Culture – Loisirs

Un stade nautique en projet à Mérignac

Par Yves Maugue, France Bleu Gironde lundi 26 septembre 2016 à 4:00

La piscine de Mérignac a aujourd'hui 40 ans et doit être refaite.
La piscine de Mérignac a aujourd'hui 40 ans et doit être refaite. - © Ville de Mérignac

Alors que la piscine de Mérignac, vétuste, est à reconstruire, la ville de Mérignac défend l'idée d'un stade nautique aux normes olympiques financé en partie par la Métropole de Bordeaux. Aujourd'hui, aucun équipement en Aquitaine ne peut accueillir des compétitions nationales de natation.

Peut-être bientôt un stade nautique à Mérignac.

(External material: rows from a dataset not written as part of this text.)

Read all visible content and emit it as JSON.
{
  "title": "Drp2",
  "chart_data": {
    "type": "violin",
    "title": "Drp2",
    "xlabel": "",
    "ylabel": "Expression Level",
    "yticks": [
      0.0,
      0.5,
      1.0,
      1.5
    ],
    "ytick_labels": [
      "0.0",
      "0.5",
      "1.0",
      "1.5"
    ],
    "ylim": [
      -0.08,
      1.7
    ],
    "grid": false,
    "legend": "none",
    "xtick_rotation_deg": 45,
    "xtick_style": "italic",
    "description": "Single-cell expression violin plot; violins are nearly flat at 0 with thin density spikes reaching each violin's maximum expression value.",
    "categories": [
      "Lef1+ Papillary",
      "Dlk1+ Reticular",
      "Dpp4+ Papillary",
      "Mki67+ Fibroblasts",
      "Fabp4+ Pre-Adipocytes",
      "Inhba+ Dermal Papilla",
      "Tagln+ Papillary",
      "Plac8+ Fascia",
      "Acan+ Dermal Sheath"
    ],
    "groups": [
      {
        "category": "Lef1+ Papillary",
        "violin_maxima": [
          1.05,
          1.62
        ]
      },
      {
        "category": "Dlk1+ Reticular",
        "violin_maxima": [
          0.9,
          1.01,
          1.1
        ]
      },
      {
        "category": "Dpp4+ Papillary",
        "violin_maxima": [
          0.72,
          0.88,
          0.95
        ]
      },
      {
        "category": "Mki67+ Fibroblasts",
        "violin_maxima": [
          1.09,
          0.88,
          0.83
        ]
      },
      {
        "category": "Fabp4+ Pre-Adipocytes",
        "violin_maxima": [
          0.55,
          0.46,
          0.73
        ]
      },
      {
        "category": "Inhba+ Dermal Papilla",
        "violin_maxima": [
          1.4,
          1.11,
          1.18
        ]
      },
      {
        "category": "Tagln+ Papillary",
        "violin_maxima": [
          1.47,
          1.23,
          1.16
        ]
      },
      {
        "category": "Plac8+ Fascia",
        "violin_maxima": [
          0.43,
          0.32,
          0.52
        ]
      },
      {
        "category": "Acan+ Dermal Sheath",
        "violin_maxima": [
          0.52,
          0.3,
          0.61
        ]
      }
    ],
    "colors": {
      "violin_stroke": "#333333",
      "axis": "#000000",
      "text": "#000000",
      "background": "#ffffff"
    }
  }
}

La piscine actuelle, fréquentée par 250.000 nageurs chaque année, fuit de partout. 40 ans après sa construction, il faut la refaire. Et la ville de Mérignac aimerait en profiter pour construire un stade nautique capable d'accueillir des compétitions nationales ou internationales. Un projet de 35 millions d'euros qui pourrait être validé d'ici la fin de l'année. Ce stade nautique a déjà été inscrit dans la liste des projets retenus par Bodeaux Métropole. Car la piscine de Mérignac rayonne au-delà de la ville elle-même. Près de la moitié de ses utilisateurs ne sont pas mérignacais mais pessacais ou bordelais. Et un stade nautique avec un bassin de 50 mètres avec tribune serait le seul en Aquitaine à pouvoir accueillir des épreuves de haut niveau de natation.

Faisons d'une pierre deux coups avec la réfection du bassin et la création d'un bassin olympique.
— Alain Anziani, sénateur-maire de Mérignac

L'idée est donc déjà bien avancée. D'autant que les travaux de la piscine de Mérignac deviennent urgents. Problème de confort, vestiaires en piteux état et surtout un bassin qui menace de se fendre à tout moment. La note d'une reconstruction à l'identique serait de 20 millions d'euros. Un stade nautique avec, en plus des bassins ludiques pour les plus jeunes, monterait la note à 35 millions. Le jeu en vaut la chandelle selon la ville de Mérignac qui n'attend plus que le feu vert de la Métropole d'ici la fin de l'année. Les dernières négociations concernent la part de chacun dans le financement du projet.

Alain Anziani : "C'est ingénieux. On fait des économies en faisant les deux bassins en même temps."